The most recent exercise, in 2022, was hosted for the first time in Saudi Arabia and deployed a US forward force.

In addition to testing military capabilities, the exercise allowed US forces to work alongside Saudi counterparts, learn about Saudi culture from them and eat some traditional meals with them.

"This is a great opportunity for the US military to work with our partners in the Middle East, specifically with the Kingdom of Saudi Arabia. Especially building the relationship, trust and confidence," US Marine Corps Capt. Jon TenBrock said at the conclusion of the event.

Native Fury is one of many training events the United States invites Saudi partners to join.

In a first-of-its-kind joint military exercise last March, Saudi Arabia and the United States completed a counter-drone training at the new Red Sands Integrated Experimentation Center in Riyadh.

The training focused on small unmanned aircraft systems (UAS).
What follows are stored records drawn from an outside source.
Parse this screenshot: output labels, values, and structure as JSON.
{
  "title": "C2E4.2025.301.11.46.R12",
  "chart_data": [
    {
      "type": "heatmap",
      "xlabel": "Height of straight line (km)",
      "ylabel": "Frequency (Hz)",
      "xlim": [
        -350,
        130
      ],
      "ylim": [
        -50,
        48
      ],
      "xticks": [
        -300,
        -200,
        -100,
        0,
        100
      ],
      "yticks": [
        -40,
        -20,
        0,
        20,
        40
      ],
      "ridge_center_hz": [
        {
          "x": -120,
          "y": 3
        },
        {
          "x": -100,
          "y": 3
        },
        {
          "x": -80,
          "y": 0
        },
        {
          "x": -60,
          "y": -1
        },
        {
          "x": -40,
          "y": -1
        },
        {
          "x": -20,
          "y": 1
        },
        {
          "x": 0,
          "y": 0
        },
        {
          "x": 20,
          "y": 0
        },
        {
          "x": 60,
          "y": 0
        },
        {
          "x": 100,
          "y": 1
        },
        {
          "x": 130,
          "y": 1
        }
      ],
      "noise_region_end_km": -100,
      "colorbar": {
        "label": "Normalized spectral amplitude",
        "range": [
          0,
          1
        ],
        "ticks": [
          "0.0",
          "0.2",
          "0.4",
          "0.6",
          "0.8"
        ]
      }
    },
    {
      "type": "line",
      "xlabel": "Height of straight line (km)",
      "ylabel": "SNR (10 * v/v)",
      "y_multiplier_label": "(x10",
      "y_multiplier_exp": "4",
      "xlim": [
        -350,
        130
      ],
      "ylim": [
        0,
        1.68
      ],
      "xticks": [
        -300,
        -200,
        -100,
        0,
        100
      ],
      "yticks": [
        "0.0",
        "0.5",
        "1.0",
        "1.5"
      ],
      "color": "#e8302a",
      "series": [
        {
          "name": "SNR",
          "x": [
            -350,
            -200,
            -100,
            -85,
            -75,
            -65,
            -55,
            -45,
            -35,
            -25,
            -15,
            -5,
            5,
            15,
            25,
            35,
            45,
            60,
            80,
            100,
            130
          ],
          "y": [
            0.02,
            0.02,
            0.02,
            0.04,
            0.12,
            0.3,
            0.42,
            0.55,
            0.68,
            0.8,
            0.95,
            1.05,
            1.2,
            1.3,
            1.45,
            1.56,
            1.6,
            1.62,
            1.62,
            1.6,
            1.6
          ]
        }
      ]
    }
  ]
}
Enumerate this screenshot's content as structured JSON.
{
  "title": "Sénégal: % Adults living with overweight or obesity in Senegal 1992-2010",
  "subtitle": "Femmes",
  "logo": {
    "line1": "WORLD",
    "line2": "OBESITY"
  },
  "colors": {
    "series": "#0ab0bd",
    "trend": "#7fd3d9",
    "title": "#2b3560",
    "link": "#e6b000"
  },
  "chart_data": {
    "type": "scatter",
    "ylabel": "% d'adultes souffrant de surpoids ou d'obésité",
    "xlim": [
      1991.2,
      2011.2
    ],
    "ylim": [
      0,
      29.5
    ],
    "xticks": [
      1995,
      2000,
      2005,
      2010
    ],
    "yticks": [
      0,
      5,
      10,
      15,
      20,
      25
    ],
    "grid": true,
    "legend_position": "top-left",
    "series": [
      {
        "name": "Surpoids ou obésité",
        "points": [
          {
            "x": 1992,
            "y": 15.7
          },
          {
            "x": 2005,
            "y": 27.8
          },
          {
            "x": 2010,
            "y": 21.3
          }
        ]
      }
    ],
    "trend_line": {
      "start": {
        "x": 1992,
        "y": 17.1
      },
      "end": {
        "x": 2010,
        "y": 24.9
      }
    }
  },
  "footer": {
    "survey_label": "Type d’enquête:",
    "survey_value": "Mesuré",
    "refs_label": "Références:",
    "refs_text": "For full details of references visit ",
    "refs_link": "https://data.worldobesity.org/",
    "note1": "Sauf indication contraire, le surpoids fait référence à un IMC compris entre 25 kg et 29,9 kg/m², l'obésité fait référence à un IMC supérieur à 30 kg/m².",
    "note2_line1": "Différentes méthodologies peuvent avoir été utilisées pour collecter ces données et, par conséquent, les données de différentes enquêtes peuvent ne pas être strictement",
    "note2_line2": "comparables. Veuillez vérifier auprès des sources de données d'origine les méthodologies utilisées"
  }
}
Participants conducted live-fire exercises, studied complex threats and identified weaknesses in other areas to counter drone activities.

The second iteration of the Red Sands exercise was held last September.

The exercises at Red Sands demonstrate US commitment to Saudi Arabia in a way that extends beyond traditional security assistance like FMS, Melissa Horvath, a non-resident senior fellow at Middle East Institute, told Al-Arabiya.

Last summer, air forces from Saudi Arabia and the United States also held a training and drill at the King Faisal Air Base in northwestern Saudi Arabia and the Eagle Resolve 23 joint military exercise with other Gulf Cooperation Council countries.

In November 2022, naval forces from the United States, United Kingdom and Saudi Arabia completed a week-long maritime exercise called Nautical Defender.

Partners focused on maritime security, vessel boarding procedures, explosive ordnance disposal and other training drills ashore in Saudi Arabia and at sea, US Central Command said.